The work items hit code review and pile up and stay there for a long time. The following stage (the QA stage) is starved of work until suddenly everything is in QA and the testers have too much work instead of too little. The testers complain that they are expected to test all the sprint's work items the last day of the sprint. However it is worse than that. It is more like two or three sprints' worth of work items on the last day.
Our scrum master says that the work items are too big, and wants to break the items down further.
Our Manager says that team members need to review each other's code more quickly and more frequently.
Our Team Leader (me) says that there is too much work in progress and we need to enforce column limits at each stage.
The bigger problem is that solving the three above smaller problems is necessary but not sufficient in order to change the outcome. The way the team treats collections of work items as indivisible renders the other problems moot.

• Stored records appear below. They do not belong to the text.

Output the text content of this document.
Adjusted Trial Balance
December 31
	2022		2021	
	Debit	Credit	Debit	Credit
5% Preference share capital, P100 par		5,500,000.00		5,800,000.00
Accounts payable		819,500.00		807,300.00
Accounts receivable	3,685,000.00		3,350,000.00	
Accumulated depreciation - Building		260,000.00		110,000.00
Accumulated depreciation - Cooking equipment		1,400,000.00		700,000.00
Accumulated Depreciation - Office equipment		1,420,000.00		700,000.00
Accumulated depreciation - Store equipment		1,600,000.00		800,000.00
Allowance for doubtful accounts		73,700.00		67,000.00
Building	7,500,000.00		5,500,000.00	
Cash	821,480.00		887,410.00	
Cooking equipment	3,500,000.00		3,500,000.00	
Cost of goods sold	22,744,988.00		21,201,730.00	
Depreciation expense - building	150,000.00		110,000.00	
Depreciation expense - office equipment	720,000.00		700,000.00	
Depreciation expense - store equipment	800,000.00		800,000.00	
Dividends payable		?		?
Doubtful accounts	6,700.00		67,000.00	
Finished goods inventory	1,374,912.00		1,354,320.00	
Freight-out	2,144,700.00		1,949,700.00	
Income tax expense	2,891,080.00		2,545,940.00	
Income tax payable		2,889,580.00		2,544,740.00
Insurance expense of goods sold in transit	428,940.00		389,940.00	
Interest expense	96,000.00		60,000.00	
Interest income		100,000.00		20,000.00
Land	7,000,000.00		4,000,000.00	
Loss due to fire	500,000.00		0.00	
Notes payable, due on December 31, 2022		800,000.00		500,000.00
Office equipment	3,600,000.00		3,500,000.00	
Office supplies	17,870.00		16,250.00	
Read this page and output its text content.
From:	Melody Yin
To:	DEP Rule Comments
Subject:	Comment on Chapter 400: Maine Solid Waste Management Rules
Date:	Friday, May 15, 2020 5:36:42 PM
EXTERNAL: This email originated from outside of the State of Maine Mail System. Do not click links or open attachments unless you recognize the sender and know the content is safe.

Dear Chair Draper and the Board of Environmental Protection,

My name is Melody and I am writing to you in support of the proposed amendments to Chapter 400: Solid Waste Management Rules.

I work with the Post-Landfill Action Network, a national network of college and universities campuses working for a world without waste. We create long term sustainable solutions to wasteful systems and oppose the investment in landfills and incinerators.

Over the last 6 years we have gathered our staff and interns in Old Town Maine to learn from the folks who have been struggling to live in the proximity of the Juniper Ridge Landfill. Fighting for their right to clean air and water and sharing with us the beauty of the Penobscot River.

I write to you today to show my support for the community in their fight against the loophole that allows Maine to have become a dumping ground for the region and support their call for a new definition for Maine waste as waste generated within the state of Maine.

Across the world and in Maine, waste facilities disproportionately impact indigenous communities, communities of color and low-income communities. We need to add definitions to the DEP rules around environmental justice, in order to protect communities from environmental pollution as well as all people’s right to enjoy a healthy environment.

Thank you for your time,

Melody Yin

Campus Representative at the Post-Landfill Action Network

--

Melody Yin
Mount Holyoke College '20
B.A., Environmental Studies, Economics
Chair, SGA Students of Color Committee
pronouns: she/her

The team is divided between the old guard and the new guard. The old guard has been with the company more than ten years and the new guard less than one year. While the new guard breaks work into smaller pieces and pushes each work item though the pipeline one at a time, the old guard refuses to move work items from review to QA until all items in the same epic have been reviewed. Worse they refuse to merge their code into the main branch until they are ready to move their items to QA, this causes merge hell when everyone's code is integrated into the main branch and errors are frequently introduced during the merging process.
The old guard is resistant to changing to a process with more flow. They complain bitterly about the new guard, saying that they are not doing things the right way. Complaining that the way the new guard frequently merges their code makes it difficult for the old guard to integrate their code into the main branch without merge conflicts. They also complain that in depth review is impossible without reviewing the entire epic as a whole. They also complain that they can not release the software if it contains a partially completed epic that is merged into the main branch.
The old guard have reached a local efficiency maximum of sorts where any small change will make things worse and only radical change will help. To improve the outcome there needs to be a lot short term pain for a lot of long term gain and I don't see a lot of appetite for paying that price.
Personally I prefer timely piecemeal feedback from reviewers and QA over delayed comprehensive feedback. I am also skeptical about how in-depth their epic wide feedback will be as my experience so far is that the feedback is poorer and more delayed the larger the pull request.
The merge problems are worse the longer the branches are kept unintegrated. I know a lot techniques to break dependencies and to keep new features hidden from customers, however all of those techniques are based on the new guard way of doing things. I don't know anything that will help if they want to keep doing things the old guard way.
I have made a lot of small incremental changes to how the team does things. However I have run out of small things. Real improvement is going to require bigger changes.
I feel the biggest blocker is the insistence on getting all of an epic reviewed before merging to the main branch. And the biggest blocker to changing this is fear of delayed releases due to partial completed features.
So which is better: large feature branches or merging frequently? Are there any arguments pro or con that I missed? Is there any way out of my dilemma?
The pushback from the old guard against my changes is significant. There is support from on high for some of their arguments.